1. A clock reference, comprising:

a substrate; a first resonator and a second resonator both formed on said substrate providing a differential resonator pair; a first variable capacitor connected across electrodes of said first resonator for electronically tuning a first frequency of said first resonator to provide a first tuned frequency (f1) and a second variable capacitor connected across electrodes of said second resonator for electronically tuning a second frequency of said second resonator to provide a second tuned frequency (f2), and a frequency mixer coupled to receive said f1 and said f2 for generating a frequency difference signal.

2. The clock reference of claim 1, wherein said first and second variable capacitor each comprise a capacitor bank having a plurality of capacitors in parallel to another including a series switch for at least some of said plurality of capacitors.

3. The clock reference of claim 1, wherein said first resonator and said second resonator both comprise MEMS resonators, and wherein at least said MEMS resonators, and said frequency mixer are all formed on said substrate.

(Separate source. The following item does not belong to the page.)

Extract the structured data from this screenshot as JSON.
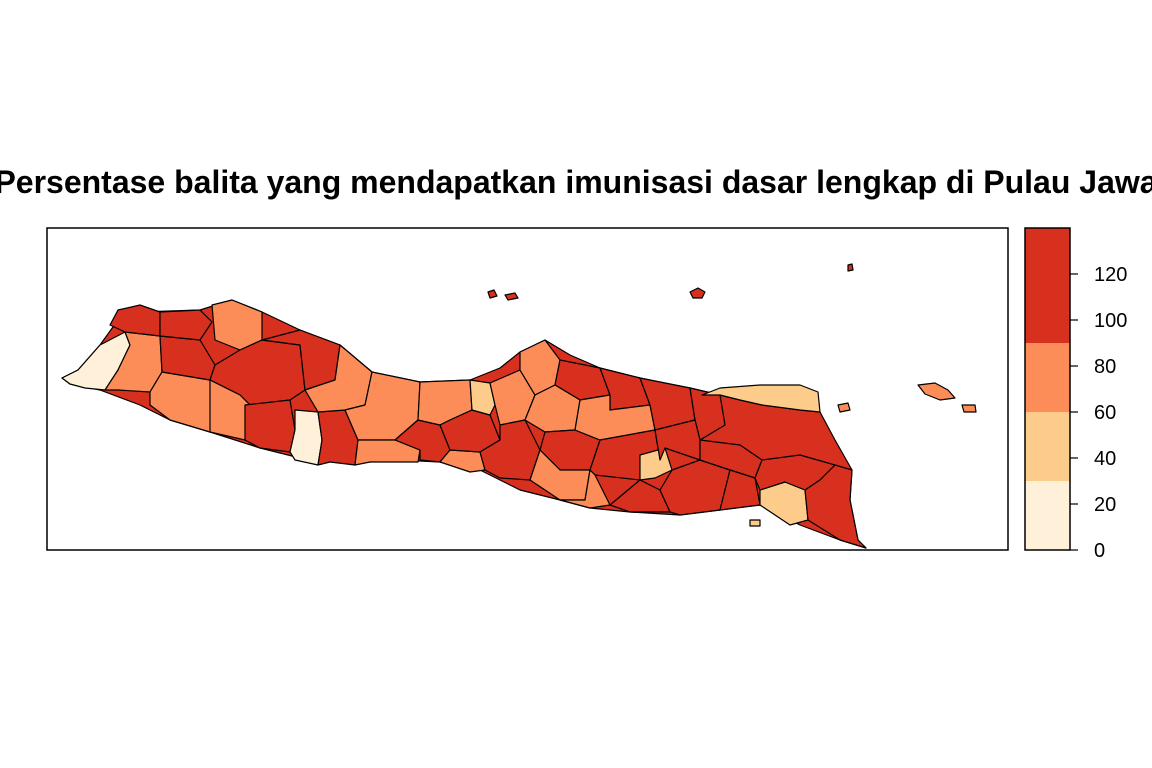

4. The clock reference of claim 3, wherein said MEMS resonators comprise Solidly Mounted Resonator (SMR) devices.

5. The clock reference of claim 3, wherein said MEMS resonators comprise Thin Film Bulk Acoustic Resonator (FBAR) devices.

6. The clock reference of claim 3, wherein said substrate comprises silicon.

7. The clock reference of claim 1, further comprising a low pass filter coupled to an output of said frequency mixer for filtering a frequency sum signal f1+f2.

8. The clock reference of claim 1, wherein said |f1−f2| is ≦100 MHz.

9. A method of clock reference generation, comprising:

providing a first resonator having a first variable capacitor connected across its electrodes that provides a first tuned frequency (f1) and a second resonator having a second variable capacitor connected across its electrodes that provides a second tuned frequency (f2), and

frequency mixing said f1 and said f2 to generate a frequency difference signal with a frequency equal to |f1−f2|;

wherein said first resonator and said second resonator both comprise MEMS resonators, and wherein at least said MEMS resonators, and a frequency mixer for said frequency mixing are all formed on said substrate.

10. The method of claim 9, further comprising low pass filtering an output of said frequency mixing for filtering a frequency sum signal generated by said frequency mixing equal to f1+f2.

11. The method of claim 9, wherein said first and second variable capacitor each comprise a capacitor bank having a plurality of capacitors in parallel to another including a series switch for selecting or deselecting at least some of said plurality of capacitors, further comprising switching at least one of said series switches.

12. (canceled)

13. The method of claim 9, wherein said |f1−f2| is 100 MHz.

14. The method of claim 9, wherein said MEMS resonators comprise Solidly Mounted Resonator (SMR) devices.

15. The method of claim 9, wherein said MEMS resonators comprise Thin Film Bulk Acoustic Resonator (FBAR) devices.